Nas duas centúrias seguintes, embora continuasse a servir como “curral” do município, nele eram realizadas as congadas e celebrados os acontecimentos e datas nacionais, com representações teatrais ao ar livre, em grosseiros tablados que serviam de palco. Isso ocorreu no ano de 1808 para comemorar a chegada de D. João VI ao Brasil, onde os sargentos da milícia representaram diversas peças de fôlego para o gosto artístico-teatral dos nossos avós, como “Kzio em Roma” e a “Rainha Zenobia”.

No mesmo local, um interessante e curioso fato ocorria duas ou três vezes por ano, atraindo para as figueiras do Campo Grande. Era a chegada do Sargento-Mór Domingos Cardoso de Lima, riquíssimo proprietário das minas de ouro do Açongui, em Morretes. Ele vinha com a família e fâmulos para a vila, assistir às festas da Semana Santa, do Espírito Santo e do Rosário, indo alojar-se com sua comitiva de nada menos que 50 pessoas no sobrado de sua propriedade, cujas ruínas existem na rua da Fonte, um pouco aquém da Igreja de São Benedito.

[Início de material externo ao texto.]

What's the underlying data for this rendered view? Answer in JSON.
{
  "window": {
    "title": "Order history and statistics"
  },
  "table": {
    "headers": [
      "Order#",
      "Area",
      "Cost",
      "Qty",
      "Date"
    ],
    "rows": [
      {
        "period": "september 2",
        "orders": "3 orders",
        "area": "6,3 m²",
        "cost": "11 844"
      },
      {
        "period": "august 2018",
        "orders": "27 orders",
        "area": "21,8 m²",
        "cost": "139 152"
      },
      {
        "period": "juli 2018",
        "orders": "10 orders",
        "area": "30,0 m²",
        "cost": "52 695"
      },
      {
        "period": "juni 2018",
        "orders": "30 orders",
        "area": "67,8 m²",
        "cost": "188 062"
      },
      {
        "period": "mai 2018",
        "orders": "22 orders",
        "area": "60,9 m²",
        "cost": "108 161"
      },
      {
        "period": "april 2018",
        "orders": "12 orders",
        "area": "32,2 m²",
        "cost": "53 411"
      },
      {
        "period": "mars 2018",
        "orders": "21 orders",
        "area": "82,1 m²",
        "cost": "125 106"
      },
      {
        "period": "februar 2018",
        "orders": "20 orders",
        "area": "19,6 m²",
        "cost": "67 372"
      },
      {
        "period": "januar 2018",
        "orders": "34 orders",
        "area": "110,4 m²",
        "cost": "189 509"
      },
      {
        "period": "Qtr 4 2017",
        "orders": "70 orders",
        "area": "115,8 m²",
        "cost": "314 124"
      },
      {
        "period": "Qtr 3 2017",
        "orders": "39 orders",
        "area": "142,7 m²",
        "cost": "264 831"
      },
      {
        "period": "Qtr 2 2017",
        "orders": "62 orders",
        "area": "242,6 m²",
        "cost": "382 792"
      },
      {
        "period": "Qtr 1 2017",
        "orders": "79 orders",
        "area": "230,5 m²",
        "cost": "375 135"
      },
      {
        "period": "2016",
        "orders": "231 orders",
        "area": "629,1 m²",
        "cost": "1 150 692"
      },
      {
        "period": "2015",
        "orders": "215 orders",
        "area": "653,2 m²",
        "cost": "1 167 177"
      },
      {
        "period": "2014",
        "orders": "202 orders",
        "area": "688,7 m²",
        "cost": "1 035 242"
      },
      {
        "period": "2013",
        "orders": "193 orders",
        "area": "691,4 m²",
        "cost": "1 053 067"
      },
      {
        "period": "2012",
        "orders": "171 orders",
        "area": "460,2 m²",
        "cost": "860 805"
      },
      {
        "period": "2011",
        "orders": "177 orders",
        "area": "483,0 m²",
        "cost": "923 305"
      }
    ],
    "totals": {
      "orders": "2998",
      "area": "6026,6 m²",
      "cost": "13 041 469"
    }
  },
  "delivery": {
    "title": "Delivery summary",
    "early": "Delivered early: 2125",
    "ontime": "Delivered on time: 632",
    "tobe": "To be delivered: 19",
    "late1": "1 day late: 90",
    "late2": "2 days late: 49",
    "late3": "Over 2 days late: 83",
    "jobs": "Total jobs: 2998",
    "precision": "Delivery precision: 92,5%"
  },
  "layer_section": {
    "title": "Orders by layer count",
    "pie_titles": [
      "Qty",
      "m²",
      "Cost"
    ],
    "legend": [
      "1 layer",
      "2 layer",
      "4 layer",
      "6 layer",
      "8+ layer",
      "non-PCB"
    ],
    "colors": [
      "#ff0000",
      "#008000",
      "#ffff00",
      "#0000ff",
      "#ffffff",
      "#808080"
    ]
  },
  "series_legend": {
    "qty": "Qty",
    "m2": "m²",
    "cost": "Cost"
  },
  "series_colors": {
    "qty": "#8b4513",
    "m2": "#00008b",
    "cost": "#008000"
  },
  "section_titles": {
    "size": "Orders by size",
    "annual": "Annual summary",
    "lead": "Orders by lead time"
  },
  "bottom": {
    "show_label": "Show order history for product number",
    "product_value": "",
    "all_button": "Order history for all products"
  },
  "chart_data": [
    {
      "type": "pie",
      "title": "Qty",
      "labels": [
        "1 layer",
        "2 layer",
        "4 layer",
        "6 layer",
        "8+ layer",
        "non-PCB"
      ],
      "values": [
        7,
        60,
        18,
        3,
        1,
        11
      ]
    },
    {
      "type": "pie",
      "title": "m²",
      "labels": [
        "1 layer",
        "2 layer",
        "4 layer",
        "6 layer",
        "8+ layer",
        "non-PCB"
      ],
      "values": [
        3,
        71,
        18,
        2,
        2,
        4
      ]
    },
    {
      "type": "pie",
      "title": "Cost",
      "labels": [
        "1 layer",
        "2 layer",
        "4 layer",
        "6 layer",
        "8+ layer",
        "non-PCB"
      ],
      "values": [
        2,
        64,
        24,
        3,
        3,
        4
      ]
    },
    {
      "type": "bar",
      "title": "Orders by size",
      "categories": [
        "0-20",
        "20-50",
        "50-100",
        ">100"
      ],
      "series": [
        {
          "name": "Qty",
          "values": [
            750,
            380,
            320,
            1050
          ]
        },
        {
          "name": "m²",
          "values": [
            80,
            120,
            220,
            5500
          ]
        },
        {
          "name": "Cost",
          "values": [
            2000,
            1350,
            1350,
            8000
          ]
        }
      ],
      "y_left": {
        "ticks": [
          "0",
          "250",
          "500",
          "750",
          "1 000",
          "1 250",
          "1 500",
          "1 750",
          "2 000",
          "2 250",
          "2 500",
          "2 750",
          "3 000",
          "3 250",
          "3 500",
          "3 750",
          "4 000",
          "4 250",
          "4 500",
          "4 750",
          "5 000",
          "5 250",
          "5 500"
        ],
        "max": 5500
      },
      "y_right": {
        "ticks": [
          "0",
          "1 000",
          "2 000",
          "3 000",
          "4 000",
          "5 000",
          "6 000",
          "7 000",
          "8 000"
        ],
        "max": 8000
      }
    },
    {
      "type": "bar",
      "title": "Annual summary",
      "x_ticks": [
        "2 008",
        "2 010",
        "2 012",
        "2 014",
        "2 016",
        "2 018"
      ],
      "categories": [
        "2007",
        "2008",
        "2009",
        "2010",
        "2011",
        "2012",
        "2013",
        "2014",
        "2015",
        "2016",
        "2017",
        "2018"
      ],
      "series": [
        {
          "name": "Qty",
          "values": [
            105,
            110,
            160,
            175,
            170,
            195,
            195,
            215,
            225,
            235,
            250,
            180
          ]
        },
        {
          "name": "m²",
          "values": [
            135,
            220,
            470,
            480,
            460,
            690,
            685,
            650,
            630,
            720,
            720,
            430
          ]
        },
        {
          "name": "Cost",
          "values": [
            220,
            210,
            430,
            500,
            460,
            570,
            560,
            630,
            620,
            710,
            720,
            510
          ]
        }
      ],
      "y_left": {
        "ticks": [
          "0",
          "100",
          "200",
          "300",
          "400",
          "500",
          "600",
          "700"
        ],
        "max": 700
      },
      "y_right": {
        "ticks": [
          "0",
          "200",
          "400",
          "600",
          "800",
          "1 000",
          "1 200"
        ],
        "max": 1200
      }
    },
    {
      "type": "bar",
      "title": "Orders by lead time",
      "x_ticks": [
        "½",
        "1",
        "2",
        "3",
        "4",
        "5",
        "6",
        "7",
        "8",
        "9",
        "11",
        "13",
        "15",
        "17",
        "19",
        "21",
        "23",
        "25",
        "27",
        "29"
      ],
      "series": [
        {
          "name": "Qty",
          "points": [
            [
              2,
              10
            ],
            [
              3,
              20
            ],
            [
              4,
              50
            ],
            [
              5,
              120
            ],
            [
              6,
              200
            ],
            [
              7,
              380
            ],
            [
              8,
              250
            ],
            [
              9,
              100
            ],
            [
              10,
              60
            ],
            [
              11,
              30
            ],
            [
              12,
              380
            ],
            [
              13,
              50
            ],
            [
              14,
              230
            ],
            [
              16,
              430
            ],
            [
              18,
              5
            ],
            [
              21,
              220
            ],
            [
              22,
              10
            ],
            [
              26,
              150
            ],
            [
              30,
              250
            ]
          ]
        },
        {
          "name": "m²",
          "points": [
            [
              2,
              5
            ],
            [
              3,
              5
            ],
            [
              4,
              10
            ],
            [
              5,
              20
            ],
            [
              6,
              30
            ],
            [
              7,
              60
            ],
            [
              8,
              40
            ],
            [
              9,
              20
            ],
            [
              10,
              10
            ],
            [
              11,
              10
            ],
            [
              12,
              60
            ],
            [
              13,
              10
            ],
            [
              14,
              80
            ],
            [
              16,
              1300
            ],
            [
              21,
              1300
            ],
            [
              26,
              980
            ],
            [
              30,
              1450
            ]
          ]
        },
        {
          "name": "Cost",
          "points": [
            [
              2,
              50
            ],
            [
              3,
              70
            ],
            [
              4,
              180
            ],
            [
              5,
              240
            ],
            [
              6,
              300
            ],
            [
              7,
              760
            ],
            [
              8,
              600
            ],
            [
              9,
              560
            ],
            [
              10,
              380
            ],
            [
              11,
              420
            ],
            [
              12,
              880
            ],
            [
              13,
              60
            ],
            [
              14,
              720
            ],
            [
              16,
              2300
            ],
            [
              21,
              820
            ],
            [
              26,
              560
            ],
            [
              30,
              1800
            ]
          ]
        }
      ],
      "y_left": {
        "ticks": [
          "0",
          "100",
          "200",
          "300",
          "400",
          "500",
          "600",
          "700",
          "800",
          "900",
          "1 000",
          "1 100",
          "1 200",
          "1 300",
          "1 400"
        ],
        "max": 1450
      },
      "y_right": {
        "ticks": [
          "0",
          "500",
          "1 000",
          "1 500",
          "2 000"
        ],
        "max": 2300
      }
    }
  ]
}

A casa em Morretes era adornada de damasco e seda, a mesa servida com baixela de prata. Suas mocamas ou mulatas, pajens de sua família, adornavam-se com grossos cordões de ouro, totalizando mais de 100 oitavas de peso. Cardoso de Lima possuía uma banda de música de instrumento de sopro composta por seus escravos, que tocavam principalmente quando ele ia à Vila de Paranaguá, fazendo uma entrada pomposa. Além disso, era proprietário de casas de sobrado próximas à Igreja de São Benedito.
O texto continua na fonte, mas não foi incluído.